My brother-in-law is a hobby lepidopterist; he studies, collects, photographs, and trades butterflies and moths. One of his images is included in my review images. When he is out in the field, a big part of his passion includes trying to capture images of these creatures in their natural habitat.
My experience with his Minolta Maxxum was surprisingly easy. I found the menu and controls easy to navigate. The weight of the camera was a bit overwhelming at first, but after a time I got used to it.
I like being able to changes lenses. It's amazing how much zoom you can get just by changing a lens. He told me most of his photographs are captured from distances of at least 10 feet. I found I could change the lens without hassle on my first attempt. I think the ability of changing a lens so quickly is beneficial to him and helps him get his shot before the subject flits away.
Not only can you change lenses for better zoom, this camera has a variety of filter options to change images up entirely. I did not play with the filters, but he told me they are a nice feature to have to change things up a bit.

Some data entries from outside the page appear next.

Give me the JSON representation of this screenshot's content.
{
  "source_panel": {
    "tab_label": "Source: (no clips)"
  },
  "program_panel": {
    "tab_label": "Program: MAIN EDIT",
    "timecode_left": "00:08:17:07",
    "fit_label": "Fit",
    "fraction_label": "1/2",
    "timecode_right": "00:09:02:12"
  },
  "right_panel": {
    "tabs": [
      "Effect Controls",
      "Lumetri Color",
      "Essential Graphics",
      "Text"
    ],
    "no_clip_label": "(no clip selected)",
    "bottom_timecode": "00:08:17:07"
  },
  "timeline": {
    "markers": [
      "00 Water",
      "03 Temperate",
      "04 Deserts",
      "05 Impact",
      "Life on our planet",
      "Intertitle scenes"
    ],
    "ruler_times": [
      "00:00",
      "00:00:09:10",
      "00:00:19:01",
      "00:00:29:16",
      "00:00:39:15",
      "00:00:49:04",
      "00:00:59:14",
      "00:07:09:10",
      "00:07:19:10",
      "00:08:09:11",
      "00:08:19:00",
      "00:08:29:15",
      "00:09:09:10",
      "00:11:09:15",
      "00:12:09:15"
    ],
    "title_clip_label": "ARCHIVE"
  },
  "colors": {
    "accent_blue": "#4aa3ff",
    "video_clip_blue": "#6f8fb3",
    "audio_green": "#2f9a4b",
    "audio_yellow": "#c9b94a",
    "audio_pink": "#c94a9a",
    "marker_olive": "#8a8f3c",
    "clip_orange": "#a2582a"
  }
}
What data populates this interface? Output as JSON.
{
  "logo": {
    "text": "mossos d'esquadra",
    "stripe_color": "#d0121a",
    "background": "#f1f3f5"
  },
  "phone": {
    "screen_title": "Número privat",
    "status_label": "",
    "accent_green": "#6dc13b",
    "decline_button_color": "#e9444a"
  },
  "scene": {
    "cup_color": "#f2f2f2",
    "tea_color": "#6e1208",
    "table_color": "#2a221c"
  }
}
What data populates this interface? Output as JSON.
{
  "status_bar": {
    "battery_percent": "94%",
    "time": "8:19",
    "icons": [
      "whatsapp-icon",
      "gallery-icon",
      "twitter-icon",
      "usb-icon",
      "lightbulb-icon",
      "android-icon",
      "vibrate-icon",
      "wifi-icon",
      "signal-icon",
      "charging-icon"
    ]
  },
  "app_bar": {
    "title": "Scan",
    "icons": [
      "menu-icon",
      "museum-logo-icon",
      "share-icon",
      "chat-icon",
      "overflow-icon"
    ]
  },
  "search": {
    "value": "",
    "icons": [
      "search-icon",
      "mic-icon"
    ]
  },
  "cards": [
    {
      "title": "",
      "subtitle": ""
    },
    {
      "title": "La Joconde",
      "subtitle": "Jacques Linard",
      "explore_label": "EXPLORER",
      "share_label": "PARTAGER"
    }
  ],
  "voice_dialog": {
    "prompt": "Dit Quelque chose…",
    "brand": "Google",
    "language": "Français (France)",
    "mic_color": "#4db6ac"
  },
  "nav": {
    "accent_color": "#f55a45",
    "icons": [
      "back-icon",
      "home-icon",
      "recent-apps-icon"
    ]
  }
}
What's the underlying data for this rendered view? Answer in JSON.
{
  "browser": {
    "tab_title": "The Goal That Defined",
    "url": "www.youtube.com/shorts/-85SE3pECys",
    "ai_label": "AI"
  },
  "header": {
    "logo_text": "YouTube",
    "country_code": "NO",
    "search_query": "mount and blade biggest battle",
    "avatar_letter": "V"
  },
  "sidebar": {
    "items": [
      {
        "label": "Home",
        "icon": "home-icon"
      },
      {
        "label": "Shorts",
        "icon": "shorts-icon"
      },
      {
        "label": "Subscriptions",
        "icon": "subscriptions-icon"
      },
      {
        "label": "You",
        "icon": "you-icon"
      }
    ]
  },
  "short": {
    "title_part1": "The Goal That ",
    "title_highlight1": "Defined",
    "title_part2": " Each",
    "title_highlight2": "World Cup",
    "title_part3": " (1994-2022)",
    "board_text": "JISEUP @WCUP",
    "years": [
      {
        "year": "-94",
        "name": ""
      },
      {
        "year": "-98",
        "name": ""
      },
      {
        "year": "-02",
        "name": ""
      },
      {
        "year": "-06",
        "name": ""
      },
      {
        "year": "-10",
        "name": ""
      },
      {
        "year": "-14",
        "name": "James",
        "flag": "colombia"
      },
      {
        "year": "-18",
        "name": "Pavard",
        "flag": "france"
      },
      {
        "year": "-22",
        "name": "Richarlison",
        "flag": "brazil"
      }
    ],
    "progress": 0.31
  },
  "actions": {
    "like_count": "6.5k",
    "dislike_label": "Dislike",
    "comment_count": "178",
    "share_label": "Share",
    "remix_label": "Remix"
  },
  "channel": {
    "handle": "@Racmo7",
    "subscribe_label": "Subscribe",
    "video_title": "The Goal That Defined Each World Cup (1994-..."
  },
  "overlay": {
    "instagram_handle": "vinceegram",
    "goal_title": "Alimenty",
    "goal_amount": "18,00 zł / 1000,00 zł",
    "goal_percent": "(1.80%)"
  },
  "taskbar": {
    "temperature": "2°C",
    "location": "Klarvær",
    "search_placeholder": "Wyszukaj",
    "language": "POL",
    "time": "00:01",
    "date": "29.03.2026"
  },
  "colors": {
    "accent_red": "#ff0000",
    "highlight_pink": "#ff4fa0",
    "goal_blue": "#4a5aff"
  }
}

I really liked the viewfinder. You can see details that you just don't get with a screen on your basic digital.
I have to say the image quality from this camera is superb. My brother-in-law has many of his photographs enlarged to poster-sized prints. On these prints, there is no distortion, the images are robust and clear, and there is not one hint of pixelization.
After playing around with his Minolta Maxxum 5000 AF, I'm considering upgrading to an SLR myself.